Come altre volte, ho avuto modo di visitare il museo che raccoglie la storia del percorso di vita del Murialdo, dalla sua nascita alla sua morte, passando per tutte le tappe salienti delle sue scelte e della sua missione per rispondere con generosità al Signore che lo ha chiamato ad essere al servizio della gioventù in difficoltà.

Questa volta mi sono fermato in particolare nella sua stanza personale (che è quella originale) composta dallo studio e dalla camera da letto, dove è morto il 30 marzo 1900.

E sono stato attratto in particolare dal suo tavolo da lavoro, dalla sua scrivania, dalla sua biblioteca, dalla sua poltrona.

Quanto ha letto, studiato ed approfondito per trovare il metodo più consono ed efficacie per rispondere alle problematiche giovanili? Era laureato in teologia, ma i suoi principi e metodologie pedagogiche da dove le ha ricavate? Oltre che dai suoi viaggi, quanti manuali ha ripassato?
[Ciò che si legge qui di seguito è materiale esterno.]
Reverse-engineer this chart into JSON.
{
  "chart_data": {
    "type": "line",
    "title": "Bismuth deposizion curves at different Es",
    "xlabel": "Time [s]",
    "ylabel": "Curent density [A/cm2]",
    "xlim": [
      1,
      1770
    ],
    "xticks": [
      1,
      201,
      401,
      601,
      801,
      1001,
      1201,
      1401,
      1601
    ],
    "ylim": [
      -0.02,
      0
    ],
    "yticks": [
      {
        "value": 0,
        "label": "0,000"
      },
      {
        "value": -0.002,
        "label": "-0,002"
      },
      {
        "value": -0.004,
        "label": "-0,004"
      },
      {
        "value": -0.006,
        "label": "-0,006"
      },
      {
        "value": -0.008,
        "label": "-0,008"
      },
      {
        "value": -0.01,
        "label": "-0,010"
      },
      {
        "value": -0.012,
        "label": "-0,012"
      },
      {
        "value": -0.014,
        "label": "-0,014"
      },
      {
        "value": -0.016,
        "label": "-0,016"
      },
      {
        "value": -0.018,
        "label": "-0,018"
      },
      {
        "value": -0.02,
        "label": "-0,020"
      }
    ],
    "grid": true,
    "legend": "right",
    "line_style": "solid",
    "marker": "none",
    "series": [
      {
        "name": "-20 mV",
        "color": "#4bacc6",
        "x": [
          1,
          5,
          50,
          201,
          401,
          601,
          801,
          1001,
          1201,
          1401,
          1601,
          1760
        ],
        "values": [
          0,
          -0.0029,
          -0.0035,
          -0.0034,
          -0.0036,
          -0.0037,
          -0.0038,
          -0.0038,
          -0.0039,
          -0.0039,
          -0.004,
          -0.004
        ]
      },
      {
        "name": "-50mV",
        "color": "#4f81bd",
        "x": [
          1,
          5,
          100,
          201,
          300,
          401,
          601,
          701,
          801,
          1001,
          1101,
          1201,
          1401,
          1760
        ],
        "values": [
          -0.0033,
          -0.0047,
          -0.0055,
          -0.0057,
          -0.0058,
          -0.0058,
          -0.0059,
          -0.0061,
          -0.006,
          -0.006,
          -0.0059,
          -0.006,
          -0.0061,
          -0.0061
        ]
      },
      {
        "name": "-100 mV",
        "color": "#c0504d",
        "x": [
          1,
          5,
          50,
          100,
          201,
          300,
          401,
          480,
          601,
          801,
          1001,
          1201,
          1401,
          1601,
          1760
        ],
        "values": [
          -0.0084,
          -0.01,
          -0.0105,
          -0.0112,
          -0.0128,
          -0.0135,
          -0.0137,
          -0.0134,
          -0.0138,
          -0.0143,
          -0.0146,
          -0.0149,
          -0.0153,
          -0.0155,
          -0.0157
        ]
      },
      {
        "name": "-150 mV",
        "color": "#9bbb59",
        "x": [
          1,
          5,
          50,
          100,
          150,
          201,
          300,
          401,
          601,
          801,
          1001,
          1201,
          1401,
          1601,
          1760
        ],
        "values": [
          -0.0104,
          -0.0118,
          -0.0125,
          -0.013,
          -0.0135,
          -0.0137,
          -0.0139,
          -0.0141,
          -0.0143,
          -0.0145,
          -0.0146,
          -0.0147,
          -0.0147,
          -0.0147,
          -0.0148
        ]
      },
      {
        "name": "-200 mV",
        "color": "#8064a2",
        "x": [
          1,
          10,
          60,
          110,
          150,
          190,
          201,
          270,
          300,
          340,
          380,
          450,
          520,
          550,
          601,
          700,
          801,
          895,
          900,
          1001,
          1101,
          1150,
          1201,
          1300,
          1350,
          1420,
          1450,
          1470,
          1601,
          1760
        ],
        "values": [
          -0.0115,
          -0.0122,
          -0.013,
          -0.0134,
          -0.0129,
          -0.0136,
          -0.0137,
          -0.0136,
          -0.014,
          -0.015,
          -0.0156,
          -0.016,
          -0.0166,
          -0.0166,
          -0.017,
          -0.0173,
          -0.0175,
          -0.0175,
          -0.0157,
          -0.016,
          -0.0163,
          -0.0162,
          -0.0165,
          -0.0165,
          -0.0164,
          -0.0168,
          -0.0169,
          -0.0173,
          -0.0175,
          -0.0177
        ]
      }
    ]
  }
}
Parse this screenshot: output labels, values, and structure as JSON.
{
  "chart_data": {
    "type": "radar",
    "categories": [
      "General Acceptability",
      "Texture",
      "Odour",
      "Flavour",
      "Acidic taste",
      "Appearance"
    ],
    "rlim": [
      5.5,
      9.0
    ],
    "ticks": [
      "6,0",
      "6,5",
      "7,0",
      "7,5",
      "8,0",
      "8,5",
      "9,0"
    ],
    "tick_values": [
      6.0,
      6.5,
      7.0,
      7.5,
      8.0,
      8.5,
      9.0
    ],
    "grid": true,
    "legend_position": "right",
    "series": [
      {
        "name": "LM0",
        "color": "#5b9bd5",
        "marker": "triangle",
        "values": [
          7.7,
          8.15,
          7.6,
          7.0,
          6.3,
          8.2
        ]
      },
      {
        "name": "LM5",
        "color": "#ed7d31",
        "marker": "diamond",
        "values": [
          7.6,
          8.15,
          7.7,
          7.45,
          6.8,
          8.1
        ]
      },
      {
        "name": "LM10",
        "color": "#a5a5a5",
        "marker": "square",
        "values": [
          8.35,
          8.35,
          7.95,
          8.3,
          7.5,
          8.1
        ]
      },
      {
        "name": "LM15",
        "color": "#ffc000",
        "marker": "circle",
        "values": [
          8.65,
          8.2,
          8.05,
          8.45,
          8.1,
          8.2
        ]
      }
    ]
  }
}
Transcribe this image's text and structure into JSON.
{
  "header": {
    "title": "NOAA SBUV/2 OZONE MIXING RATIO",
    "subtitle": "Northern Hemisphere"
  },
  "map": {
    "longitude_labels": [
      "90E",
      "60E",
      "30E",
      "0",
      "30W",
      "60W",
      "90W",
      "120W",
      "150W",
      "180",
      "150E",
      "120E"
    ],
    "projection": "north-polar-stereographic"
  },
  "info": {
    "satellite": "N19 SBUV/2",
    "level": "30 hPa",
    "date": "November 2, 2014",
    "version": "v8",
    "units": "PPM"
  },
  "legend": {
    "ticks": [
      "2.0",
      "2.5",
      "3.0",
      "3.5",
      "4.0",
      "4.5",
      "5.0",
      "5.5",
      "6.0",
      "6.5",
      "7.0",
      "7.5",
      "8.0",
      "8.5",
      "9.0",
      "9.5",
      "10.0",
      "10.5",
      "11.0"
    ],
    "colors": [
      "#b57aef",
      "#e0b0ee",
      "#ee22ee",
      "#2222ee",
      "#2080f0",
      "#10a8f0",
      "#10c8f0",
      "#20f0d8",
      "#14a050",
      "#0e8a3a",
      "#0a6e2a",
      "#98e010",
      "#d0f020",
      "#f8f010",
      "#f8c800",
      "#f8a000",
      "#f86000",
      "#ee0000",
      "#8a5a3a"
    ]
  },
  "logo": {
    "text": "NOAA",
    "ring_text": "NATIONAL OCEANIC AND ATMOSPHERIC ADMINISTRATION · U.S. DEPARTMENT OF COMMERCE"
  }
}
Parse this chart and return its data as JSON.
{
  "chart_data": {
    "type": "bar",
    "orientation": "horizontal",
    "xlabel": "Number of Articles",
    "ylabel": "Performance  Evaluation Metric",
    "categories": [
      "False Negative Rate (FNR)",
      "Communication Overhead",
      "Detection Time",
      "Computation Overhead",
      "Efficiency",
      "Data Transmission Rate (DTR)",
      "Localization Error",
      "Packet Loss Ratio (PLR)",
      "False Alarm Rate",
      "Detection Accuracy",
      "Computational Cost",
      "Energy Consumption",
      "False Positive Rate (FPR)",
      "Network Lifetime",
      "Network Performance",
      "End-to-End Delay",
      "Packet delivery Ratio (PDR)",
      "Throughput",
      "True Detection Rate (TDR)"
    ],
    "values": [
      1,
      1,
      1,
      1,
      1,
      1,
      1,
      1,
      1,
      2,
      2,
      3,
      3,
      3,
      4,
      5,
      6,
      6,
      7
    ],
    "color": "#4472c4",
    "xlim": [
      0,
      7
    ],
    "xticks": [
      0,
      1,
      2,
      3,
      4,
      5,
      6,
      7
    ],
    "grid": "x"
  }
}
Quanti discorsi ha preparato? Lo sappiamo che ci sono molti volumi al riguardo. Alcuni scritti sono di circostanza, di burocrazia, ma la maggior parte toccano problematiche giovanili, appelli alle autorità civili e religiose, collegamenti e confronti con istituzioni formative di varia impostazione, prediche e riflessioni religiose, studio e preparazione per la scuola di religione che faceva all’Istituto delle Fedeli Compagne di Gesù.

Anche il suo epistolario è molto voluminoso. Quante lettere a confratelli, ad ex artigianelli, ad amici, a benefattori. Quanto ha curato i rapporti personali, la conoscenza delle positività e delle difficoltà, la condivisione del proprio pensiero educativo e spirituale con quella forma di tenerezza che le era propria?

La sua poltrona. Senz’altro le serviva per riposare, quando era stanco o ammalato. Ma me lo vedo in colloquio con giovani artigianelli o confratelli giuseppini bisognosi di un confronto, di una buona parola, di un sostegno, di una guida spirituale, di un padre che, come il Padre misericordioso della parabola, porta pace, serenità e la tenerezza dell’Amore di Dio.